Stools: I found I had no consistency on the low fat/leaner meat approach. I would go 5-6-7 days without going, followed by a somewhat difficult bout with constipation and that would be followed by several days of "looseness". Stools can be comical at times and my looseness force me to find several spots on my commute to work that I could whip over to the side of the road and prevent a bad situation. Followed by 5+ days without, then repeat the looseness. Nothing consistent. 

So, for me, here is what I concluded. My body is looking for an energy source and what I eat becomes the primary energy source. On the high fat kickoff to carnivore my body was ditching the glycogen/sugars and afterwards the first thing available was the fats I was eating. As I became fat adaptive it was the fat I was eating, and the next best thing was the fat I had been storing. The weight was peeling off. The proteins left over were used for muscle recovery/repair. I am sure at times the protein is used for energy, but the high fat eating led to fat being my primary energy source. Higher fat to protein also kept my blood sugar down, at least to the same lower numbers I had always experienced. My blood sugar shift came after ditching the fat and using leaner meats. The first thing in was lean protein and that became the 'new' source of energy. The protein source of energy sort of stalled the fat loss and thru the gluconeogenesis there was "excess" sugar in my system, maybe not excess but more than I had had in the past. The body looks for energy sources and will take the easiest and first available. 

Although the sugar has always been a concern I didn't make any changes. What forced me to increase the fat content back was the stools and their unpredictability. I stayed the course until I didn't make it to the bathroom in Sam's. Another day it was before I could get to the side of the road and the last time was in the parking lot at work. (Again comical, I thought I am the only person in the world that had to use the patch of decorative trees and bushes just inside the plant property. But, to my surprise as I was really loose there was a log on the ground, I would have been really happy to claim vs. my current situation).

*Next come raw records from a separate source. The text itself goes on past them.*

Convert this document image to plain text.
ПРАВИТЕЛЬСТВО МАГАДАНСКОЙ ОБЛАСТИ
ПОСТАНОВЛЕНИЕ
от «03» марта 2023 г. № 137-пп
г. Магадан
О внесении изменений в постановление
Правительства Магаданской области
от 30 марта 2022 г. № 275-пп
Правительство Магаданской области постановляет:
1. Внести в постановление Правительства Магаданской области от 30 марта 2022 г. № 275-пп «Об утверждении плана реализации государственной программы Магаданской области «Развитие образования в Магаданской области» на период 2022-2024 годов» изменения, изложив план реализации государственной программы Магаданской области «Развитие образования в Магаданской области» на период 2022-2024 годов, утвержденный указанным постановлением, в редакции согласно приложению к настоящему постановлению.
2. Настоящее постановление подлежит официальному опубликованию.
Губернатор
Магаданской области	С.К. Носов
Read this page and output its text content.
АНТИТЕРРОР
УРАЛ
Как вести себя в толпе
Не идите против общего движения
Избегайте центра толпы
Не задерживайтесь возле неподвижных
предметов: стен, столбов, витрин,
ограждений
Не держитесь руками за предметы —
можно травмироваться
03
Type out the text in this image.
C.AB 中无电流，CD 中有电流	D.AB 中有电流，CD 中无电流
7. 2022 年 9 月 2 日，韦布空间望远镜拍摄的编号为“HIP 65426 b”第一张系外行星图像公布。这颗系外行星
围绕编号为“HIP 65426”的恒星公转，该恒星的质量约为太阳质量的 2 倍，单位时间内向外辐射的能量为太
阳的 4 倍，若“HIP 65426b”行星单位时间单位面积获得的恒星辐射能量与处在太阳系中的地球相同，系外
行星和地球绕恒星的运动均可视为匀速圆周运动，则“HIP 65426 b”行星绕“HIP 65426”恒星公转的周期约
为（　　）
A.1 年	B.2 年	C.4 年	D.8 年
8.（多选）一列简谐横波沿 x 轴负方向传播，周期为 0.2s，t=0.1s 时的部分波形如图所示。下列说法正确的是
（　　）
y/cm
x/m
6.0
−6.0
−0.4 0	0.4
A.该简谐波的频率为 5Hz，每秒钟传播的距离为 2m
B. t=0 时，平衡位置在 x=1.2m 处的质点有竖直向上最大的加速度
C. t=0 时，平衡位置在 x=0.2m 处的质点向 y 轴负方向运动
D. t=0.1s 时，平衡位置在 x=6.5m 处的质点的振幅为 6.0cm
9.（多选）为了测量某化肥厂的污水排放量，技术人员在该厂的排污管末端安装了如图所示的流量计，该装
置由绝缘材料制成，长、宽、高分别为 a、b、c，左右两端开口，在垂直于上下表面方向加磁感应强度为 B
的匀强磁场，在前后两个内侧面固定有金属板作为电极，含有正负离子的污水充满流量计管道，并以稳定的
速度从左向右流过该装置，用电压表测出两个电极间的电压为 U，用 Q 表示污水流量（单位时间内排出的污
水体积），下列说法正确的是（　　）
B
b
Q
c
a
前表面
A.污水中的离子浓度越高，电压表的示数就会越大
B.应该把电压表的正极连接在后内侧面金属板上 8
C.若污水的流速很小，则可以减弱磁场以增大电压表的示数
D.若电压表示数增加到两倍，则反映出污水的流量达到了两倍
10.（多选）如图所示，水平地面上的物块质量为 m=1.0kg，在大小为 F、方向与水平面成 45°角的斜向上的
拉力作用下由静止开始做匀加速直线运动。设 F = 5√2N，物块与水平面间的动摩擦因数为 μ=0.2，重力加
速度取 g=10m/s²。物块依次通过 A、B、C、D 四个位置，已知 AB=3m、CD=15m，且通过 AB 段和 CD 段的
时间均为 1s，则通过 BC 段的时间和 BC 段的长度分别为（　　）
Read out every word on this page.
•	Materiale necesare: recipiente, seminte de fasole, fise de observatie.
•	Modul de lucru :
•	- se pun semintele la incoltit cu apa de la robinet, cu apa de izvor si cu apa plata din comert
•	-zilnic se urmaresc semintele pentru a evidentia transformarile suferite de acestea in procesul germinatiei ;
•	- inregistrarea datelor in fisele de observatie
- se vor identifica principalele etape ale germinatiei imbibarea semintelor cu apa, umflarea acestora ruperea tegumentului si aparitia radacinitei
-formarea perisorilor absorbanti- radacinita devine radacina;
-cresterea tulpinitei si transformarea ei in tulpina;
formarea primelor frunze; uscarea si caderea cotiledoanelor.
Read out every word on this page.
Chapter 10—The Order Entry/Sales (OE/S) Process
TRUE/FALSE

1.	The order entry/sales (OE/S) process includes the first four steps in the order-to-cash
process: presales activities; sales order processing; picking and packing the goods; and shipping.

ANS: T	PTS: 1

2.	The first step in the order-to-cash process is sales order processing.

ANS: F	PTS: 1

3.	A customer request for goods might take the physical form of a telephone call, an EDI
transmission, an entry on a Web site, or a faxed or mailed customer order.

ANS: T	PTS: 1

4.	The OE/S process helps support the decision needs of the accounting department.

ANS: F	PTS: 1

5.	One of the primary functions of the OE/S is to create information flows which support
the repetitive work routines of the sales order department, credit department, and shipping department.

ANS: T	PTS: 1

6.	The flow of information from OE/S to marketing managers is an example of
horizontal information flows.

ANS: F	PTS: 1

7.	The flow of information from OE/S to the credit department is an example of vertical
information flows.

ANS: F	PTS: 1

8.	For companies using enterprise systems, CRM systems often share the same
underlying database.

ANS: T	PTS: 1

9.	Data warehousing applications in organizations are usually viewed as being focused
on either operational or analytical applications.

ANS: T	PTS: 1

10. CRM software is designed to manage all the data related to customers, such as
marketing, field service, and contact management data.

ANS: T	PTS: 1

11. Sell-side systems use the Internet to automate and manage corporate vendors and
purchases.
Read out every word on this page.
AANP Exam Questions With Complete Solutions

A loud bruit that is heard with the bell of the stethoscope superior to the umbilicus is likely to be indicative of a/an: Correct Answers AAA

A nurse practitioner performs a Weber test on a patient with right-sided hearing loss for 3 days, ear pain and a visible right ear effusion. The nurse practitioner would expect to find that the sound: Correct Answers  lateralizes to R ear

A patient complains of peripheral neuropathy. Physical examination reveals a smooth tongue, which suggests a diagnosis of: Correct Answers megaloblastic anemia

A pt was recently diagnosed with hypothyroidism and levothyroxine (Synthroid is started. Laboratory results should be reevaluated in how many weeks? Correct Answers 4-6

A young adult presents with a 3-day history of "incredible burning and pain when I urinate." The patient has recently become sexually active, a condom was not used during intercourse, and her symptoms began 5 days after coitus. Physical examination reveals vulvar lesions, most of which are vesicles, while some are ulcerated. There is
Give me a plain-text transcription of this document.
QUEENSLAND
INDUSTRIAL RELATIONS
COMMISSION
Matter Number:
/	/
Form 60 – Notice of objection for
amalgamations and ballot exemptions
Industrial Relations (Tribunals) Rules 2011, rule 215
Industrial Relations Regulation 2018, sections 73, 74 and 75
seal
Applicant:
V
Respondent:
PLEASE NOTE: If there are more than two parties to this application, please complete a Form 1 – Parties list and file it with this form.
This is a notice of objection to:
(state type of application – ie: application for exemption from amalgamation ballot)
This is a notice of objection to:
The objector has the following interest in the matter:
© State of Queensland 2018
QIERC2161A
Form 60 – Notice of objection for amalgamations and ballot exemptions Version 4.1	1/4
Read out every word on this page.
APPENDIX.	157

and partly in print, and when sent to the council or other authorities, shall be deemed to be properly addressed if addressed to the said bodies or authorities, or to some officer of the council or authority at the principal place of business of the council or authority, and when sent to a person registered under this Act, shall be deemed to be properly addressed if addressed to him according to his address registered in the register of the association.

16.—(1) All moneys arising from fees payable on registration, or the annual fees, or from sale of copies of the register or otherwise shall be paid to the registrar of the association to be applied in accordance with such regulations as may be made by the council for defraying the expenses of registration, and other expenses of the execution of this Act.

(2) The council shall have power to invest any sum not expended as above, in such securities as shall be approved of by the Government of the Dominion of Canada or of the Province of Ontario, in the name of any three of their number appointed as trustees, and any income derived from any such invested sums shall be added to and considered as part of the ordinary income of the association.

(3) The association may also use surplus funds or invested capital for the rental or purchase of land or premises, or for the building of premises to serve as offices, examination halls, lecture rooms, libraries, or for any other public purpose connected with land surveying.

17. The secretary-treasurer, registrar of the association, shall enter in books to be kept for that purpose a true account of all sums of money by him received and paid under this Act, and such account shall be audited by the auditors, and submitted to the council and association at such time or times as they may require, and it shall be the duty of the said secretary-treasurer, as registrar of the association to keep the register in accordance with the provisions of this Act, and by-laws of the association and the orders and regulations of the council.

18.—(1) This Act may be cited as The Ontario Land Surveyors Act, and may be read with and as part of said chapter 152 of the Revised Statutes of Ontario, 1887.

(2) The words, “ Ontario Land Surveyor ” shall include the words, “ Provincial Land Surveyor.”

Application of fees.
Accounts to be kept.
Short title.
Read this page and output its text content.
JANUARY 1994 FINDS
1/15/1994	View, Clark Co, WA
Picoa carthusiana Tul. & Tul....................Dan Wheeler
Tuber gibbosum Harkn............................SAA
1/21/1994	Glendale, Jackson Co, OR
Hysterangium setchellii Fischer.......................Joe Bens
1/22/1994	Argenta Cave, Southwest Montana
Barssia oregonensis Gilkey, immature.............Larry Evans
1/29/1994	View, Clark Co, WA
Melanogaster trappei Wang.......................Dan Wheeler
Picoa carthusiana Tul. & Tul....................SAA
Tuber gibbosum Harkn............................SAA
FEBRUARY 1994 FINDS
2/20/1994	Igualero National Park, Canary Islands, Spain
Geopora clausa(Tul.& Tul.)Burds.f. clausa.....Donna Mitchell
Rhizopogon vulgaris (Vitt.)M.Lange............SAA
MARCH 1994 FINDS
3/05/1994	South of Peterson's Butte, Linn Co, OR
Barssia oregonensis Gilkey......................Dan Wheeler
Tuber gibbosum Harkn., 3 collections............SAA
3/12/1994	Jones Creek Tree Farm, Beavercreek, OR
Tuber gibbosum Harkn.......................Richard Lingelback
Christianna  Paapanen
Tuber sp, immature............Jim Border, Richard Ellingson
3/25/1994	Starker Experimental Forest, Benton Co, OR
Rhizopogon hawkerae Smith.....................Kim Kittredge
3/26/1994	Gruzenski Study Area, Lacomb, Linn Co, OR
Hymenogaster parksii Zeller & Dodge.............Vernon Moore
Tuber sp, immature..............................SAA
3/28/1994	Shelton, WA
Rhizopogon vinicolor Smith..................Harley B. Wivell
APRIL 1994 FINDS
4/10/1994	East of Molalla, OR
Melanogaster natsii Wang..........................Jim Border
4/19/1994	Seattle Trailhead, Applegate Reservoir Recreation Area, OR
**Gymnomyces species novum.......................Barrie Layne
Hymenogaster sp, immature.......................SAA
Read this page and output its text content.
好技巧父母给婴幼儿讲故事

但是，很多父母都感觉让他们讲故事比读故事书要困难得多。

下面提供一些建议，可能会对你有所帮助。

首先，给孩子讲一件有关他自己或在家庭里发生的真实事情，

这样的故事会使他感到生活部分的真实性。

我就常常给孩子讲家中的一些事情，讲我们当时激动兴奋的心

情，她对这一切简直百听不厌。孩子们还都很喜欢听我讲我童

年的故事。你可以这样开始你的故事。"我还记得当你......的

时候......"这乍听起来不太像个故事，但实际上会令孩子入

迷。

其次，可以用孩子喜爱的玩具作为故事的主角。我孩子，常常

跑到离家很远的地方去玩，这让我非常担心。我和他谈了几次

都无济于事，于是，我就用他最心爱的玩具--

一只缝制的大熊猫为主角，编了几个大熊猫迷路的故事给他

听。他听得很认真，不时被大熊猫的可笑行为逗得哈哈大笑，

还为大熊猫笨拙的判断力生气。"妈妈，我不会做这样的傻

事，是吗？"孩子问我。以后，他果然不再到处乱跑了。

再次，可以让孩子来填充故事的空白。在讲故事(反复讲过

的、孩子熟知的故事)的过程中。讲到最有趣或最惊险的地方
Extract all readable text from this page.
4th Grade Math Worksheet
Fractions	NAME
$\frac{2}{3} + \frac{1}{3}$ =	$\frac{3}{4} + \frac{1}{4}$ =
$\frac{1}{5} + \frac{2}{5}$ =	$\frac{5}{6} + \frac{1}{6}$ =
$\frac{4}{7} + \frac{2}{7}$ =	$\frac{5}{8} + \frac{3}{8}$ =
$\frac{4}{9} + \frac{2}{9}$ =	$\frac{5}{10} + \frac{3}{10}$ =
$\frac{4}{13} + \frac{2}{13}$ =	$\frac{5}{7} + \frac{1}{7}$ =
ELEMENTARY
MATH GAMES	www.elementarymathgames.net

I re-added the fat content and sort of went back to the way I originally started. Higher fat content-moderate to high proteins with no carbs/no sugars. In took a week or so and my stool was more consistent. I didn't pay much attention but soon I realized the energy levels were up and then gym load and the workload were still relatively high. I attributed it to the fat content. Soon after that the weight started another fall again. 

Since then, I am a high fat (maybe higher fat than most) with moderate protein. As of late I have upped the protein intake to hit a muscle gaining levels in grams per pound, but I think my liking fat and the higher fat content may put me closer to what is considered desirable. Not real sure there.

Good luck. Sorry for the length. But I had the exact same thought process as you and for me, it didn't pan out. I'm interested to see how it works for you. Wishing you the best in your search.

Scott

Posted
4 hours ago, Mesa_John said:

I hear you guys, but why can I Google search "Carnivore Weight Gain" and I come across dozens and dozens of pages of posts of people gaining or loosing no weight?

I get it. There's so much conflicting information out there. The internet is a double edged sword. Sometimes I read a crappy book, and I see praising reviews, or vice versa. You've got a rash on your leg, and you find out on WebMD you've got but days to live. We're really on our own. A lot of the information is not vetted, and especially when it comes to nutritional science, it is very hard to pin down. 

A lot of people do not report accurately what they eat, or measure it wrong, etc. And with this partial information they go and display their findings on Reddit. 

I think what the consensus on this particular forum is, that fat is a friend. Fat is fuel. But again, these are opinions, no more, no less.